Le visage de Carmen se raidit.

Sebastián avala sa salive.

— Tante, mes parents ont seulement demandé à Valeria que nous payions 5 000 pesos de loyer par mois pour vivre dans l’appartement.

— C’est quelque chose de normal.

— Mais elle s’est fâchée et elle est partie.

Ma mère laissa échapper un rire bas.

Ce n’était pas un rire joyeux.

C’était un rire plein de mépris.

— Normal ?

Sebastián serra le téléphone.

— Tante, vous ne comprenez pas.

— Mes parents ont acheté cet appartement avec beaucoup d’efforts.

— Valeria ne peut pas arriver et en profiter gratuitement.

— Alors ma fille a bien fait de partir.

La voix de ma mère tomba comme un coup sur tout le salon.

Sebastián resta glacé.

Carmen ouvrit grand les yeux.

— Qu’avez-vous dit ?

Ma mère répéta, mot pour mot :

— J’ai dit que ma fille a bien fait de partir.

Puis elle ajouta :

— Avant le mariage, vous avez dit que cet appartement était le foyer que Sebastián avait préparé pour Valeria.
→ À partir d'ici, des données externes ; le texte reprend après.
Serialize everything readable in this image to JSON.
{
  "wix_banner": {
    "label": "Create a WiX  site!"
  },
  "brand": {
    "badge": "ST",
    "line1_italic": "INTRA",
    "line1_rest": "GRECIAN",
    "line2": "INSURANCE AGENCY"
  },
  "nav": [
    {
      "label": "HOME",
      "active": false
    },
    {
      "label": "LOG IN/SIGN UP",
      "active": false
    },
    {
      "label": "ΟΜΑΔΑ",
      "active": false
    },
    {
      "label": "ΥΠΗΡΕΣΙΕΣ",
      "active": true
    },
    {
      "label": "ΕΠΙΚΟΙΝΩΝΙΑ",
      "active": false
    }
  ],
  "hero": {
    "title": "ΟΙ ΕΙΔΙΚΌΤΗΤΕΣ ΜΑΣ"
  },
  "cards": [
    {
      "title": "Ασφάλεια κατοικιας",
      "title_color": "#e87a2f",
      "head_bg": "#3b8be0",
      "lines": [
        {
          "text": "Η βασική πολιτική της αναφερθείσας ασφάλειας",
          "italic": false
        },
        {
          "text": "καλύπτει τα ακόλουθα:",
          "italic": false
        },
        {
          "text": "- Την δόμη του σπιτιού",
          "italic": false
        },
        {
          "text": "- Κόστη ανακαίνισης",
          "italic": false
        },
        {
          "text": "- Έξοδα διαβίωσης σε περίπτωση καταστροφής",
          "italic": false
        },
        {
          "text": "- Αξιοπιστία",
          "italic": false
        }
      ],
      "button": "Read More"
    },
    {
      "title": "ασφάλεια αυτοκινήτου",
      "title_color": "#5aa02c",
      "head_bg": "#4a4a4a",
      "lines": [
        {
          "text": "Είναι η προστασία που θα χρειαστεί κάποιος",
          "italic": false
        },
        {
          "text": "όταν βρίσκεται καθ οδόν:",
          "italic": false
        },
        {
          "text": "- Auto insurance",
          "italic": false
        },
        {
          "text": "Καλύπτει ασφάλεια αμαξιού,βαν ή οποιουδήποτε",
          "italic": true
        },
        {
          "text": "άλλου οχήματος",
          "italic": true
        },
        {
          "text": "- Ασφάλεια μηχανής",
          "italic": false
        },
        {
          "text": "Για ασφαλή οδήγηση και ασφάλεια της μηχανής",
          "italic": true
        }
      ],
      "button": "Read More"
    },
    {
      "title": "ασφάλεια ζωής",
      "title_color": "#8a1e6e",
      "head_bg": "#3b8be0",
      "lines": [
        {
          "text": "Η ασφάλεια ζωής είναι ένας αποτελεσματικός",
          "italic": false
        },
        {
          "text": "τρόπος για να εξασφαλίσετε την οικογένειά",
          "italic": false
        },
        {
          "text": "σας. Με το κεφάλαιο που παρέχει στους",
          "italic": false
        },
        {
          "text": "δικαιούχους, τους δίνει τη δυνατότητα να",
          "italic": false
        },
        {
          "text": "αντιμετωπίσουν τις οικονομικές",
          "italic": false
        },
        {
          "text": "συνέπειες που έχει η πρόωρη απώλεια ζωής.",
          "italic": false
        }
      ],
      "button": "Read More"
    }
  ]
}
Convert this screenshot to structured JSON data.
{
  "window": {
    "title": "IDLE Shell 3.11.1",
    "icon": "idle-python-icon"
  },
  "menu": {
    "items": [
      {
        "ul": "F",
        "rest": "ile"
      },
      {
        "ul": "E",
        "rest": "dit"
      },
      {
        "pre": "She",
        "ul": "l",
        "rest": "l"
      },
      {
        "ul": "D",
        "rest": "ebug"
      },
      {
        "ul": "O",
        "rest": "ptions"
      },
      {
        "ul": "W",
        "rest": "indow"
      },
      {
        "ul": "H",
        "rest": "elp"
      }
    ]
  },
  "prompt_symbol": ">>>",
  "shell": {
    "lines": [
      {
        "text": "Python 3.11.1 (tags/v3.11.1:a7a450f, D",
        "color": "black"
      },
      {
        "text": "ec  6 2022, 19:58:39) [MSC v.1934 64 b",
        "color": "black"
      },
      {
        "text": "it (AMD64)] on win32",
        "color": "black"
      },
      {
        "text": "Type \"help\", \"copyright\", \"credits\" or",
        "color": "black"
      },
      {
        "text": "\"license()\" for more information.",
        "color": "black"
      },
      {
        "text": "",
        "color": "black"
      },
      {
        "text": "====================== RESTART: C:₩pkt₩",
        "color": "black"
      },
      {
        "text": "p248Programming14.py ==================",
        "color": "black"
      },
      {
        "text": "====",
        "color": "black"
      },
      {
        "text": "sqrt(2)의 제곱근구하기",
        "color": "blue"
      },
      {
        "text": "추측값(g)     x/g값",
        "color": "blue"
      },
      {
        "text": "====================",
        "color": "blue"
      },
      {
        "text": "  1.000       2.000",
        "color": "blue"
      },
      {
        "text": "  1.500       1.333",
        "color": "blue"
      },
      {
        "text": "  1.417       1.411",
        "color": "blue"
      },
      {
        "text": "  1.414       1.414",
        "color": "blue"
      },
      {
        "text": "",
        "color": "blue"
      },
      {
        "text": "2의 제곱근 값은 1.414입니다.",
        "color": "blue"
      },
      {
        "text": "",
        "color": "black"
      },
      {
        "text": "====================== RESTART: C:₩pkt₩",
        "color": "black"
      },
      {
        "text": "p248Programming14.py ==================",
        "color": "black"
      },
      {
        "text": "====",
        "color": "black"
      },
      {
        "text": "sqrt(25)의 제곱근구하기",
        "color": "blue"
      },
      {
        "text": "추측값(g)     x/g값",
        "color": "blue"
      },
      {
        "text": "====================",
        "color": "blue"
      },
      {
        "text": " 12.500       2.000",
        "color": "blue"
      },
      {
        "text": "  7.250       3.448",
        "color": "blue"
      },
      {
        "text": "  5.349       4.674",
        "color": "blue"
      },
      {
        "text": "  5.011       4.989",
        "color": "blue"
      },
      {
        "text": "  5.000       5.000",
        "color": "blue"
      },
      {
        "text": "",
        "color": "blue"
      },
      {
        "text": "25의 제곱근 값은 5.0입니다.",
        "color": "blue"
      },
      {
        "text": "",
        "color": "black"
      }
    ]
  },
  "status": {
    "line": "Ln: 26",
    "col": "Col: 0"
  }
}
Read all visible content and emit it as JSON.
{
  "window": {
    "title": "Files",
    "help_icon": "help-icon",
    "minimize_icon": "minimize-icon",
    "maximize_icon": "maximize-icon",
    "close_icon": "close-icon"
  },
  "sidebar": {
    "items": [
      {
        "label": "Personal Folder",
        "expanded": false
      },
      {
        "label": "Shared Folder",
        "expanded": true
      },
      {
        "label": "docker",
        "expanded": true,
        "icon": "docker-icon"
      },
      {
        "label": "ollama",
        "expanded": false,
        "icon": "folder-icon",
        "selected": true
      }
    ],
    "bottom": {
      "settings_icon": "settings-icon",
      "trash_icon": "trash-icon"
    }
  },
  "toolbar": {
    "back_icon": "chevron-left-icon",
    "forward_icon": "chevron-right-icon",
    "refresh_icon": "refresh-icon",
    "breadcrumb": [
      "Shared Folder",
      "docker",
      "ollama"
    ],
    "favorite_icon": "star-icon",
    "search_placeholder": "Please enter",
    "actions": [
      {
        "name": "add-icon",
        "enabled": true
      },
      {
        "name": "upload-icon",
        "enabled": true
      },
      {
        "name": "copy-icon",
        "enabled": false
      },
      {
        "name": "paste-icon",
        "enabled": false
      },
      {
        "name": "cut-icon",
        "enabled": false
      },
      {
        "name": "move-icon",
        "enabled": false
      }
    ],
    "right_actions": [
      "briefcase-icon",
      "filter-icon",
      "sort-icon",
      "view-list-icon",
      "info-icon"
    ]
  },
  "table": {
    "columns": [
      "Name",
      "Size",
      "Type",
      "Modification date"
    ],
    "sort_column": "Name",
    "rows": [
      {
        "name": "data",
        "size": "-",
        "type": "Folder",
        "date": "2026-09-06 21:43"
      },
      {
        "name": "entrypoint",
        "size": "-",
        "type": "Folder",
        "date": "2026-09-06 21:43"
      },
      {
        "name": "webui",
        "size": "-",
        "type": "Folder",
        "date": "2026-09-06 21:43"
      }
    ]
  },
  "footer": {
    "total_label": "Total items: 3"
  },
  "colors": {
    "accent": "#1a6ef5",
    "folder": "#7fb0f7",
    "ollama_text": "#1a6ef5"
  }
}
— Vous avez dit que vous l’accueilleriez comme une fille.

— Vous avez dit qu’elle ne manquerait ni de respect ni de sécurité.

— Mais à peine le mariage terminé, vous lui avez demandé un loyer pour vivre dans une maison qui était soi-disant aussi la sienne.

Sa voix devint plus ferme.

— Ma fille n’a pas été élevée pour mendier une place dans la vie de qui que ce soit.

Ricardo se leva brusquement.

— Quel manque de respect !

— Est-ce ainsi que parle une famille de Puebla ?

Ma mère répondit sans se troubler :

— C’est ainsi que parle une mère qui sait combien vaut sa fille.